Despite their size, manatees have relatively little body fat and a slow metabolism, which makes them highly vulnerable to cold. Water temperatures below 20°C (68°F) trigger cold stress, and extended exposure at those temperatures can be fatal. When water drops below that threshold, manatees migrate to warm-water refuges, congregating in large numbers at predictable sites.

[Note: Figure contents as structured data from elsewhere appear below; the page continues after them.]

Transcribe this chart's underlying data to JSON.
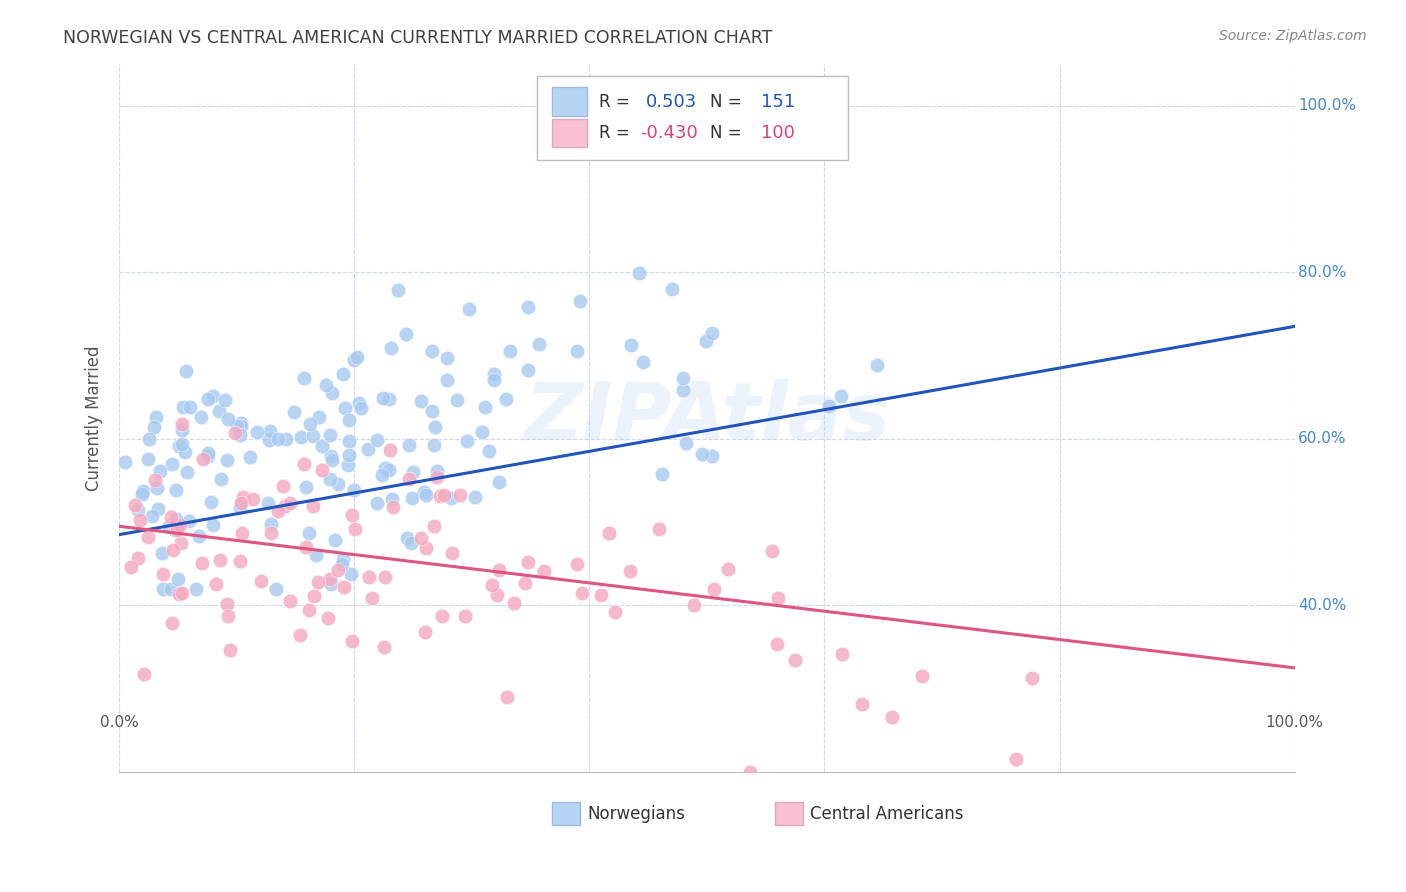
{
  "title": "NORWEGIAN VS CENTRAL AMERICAN CURRENTLY MARRIED CORRELATION CHART",
  "source": "Source: ZipAtlas.com",
  "ylabel": "Currently Married",
  "xlim": [
    0.0,
    1.0
  ],
  "ylim": [
    0.28,
    1.05
  ],
  "blue_R": 0.503,
  "blue_N": 151,
  "pink_R": -0.43,
  "pink_N": 100,
  "blue_color": "#a8c8f0",
  "pink_color": "#f4a8c0",
  "blue_line_color": "#2255bb",
  "pink_line_color": "#dd5580",
  "blue_legend_fill": "#b8d4f4",
  "pink_legend_fill": "#f8c0d0",
  "background_color": "#ffffff",
  "grid_color": "#ccd8ee",
  "title_color": "#404040",
  "source_color": "#888888",
  "watermark": "ZIPAtlas",
  "blue_trend_x": [
    0.0,
    1.0
  ],
  "blue_trend_y": [
    0.485,
    0.735
  ],
  "pink_trend_x": [
    0.0,
    1.0
  ],
  "pink_trend_y": [
    0.495,
    0.325
  ],
  "ytick_positions": [
    0.4,
    0.6,
    0.8,
    1.0
  ],
  "ytick_labels": [
    "40.0%",
    "60.0%",
    "80.0%",
    "100.0%"
  ],
  "xtick_positions": [
    0.0,
    1.0
  ],
  "xtick_labels": [
    "0.0%",
    "100.0%"
  ]
}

In Florida, about two-thirds of the manatee population relies on warm water discharged from power plants to survive the coldest winter days. Another 18% gather at natural warm-water springs, particularly Blue Spring on the St. Johns River and Kings Bay at the head of the Crystal River. Smaller numbers use sites like Fanning Spring, Homosassa Spring, and Chassahowitzka Spring, several of which have been dredged to improve manatee access. In 2015, the Army Corps of Engineers constructed a new thermal refuge along the Faka Union Canal in southwest Florida.

The dependence on power plant outfalls is a growing concern. As aging power plants are retired, it’s unclear whether natural springs and passive thermal basins in southern Florida can support the current population through cold snaps. Cold stress events typically produce manatee deaths starting one to two weeks after water temperatures drop below the 68°F threshold, either from a single sharp cold front or from two or more weeks of sustained cold. One documented cold event saw water temperatures averaging just 13.6°C (about 57°F) over a two-week stretch.

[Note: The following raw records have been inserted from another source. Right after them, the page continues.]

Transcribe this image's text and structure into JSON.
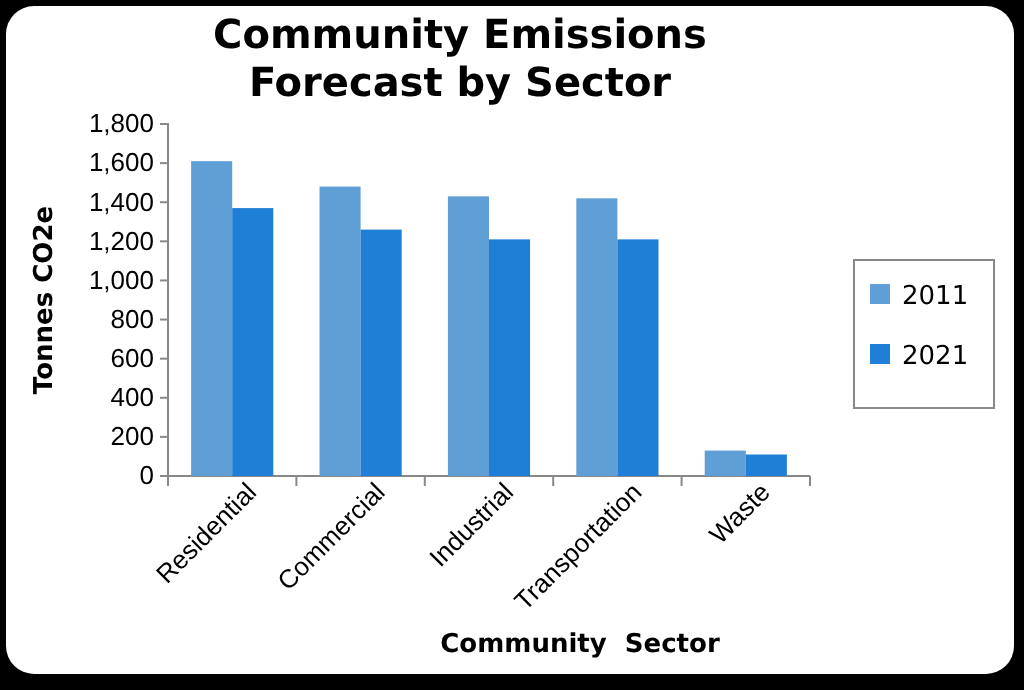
{
  "chart_data": {
    "type": "bar",
    "title": "Community Emissions Forecast by Sector",
    "xlabel": "Community  Sector",
    "ylabel": "Tonnes CO2e",
    "categories": [
      "Residential",
      "Commercial",
      "Industrial",
      "Transportation",
      "Waste"
    ],
    "series": [
      {
        "name": "2011",
        "color": "#609fd6",
        "values": [
          1610,
          1480,
          1430,
          1420,
          130
        ]
      },
      {
        "name": "2021",
        "color": "#1f7fd6",
        "values": [
          1370,
          1260,
          1210,
          1210,
          110
        ]
      }
    ],
    "ylim": [
      0,
      1800
    ],
    "yticks": [
      {
        "value": 0,
        "label": "0"
      },
      {
        "value": 200,
        "label": "200"
      },
      {
        "value": 400,
        "label": "400"
      },
      {
        "value": 600,
        "label": "600"
      },
      {
        "value": 800,
        "label": "800"
      },
      {
        "value": 1000,
        "label": "1,000"
      },
      {
        "value": 1200,
        "label": "1,200"
      },
      {
        "value": 1400,
        "label": "1,400"
      },
      {
        "value": 1600,
        "label": "1,600"
      },
      {
        "value": 1800,
        "label": "1,800"
      }
    ],
    "grid": false,
    "legend": "right"
  }
}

Where Manatees Stand Today

The West Indian manatee is listed as threatened under the U.S. Endangered Species Act. Florida’s population has rebounded significantly from its lowest points in the 20th century, but the species faces ongoing threats from boat strikes, habitat loss, and the collapse of seagrass beds that provide their primary food source. A mass starvation event in the Indian River Lagoon beginning in 2020 killed hundreds of manatees after pollution-driven algae blooms smothered the seagrass.

The Amazonian and West African species are harder to count and study, but both are considered vulnerable. The West African manatee faces threats from hunting, accidental capture in fishing nets, and dam construction that fragments river habitats. The Amazonian manatee contends with illegal hunting and the disruption of seasonal flood patterns that define its entire way of life. All three species are tied to ecosystems under pressure, and their survival depends on the health of the warm, plant-rich waters their ancestors moved into millions of years ago.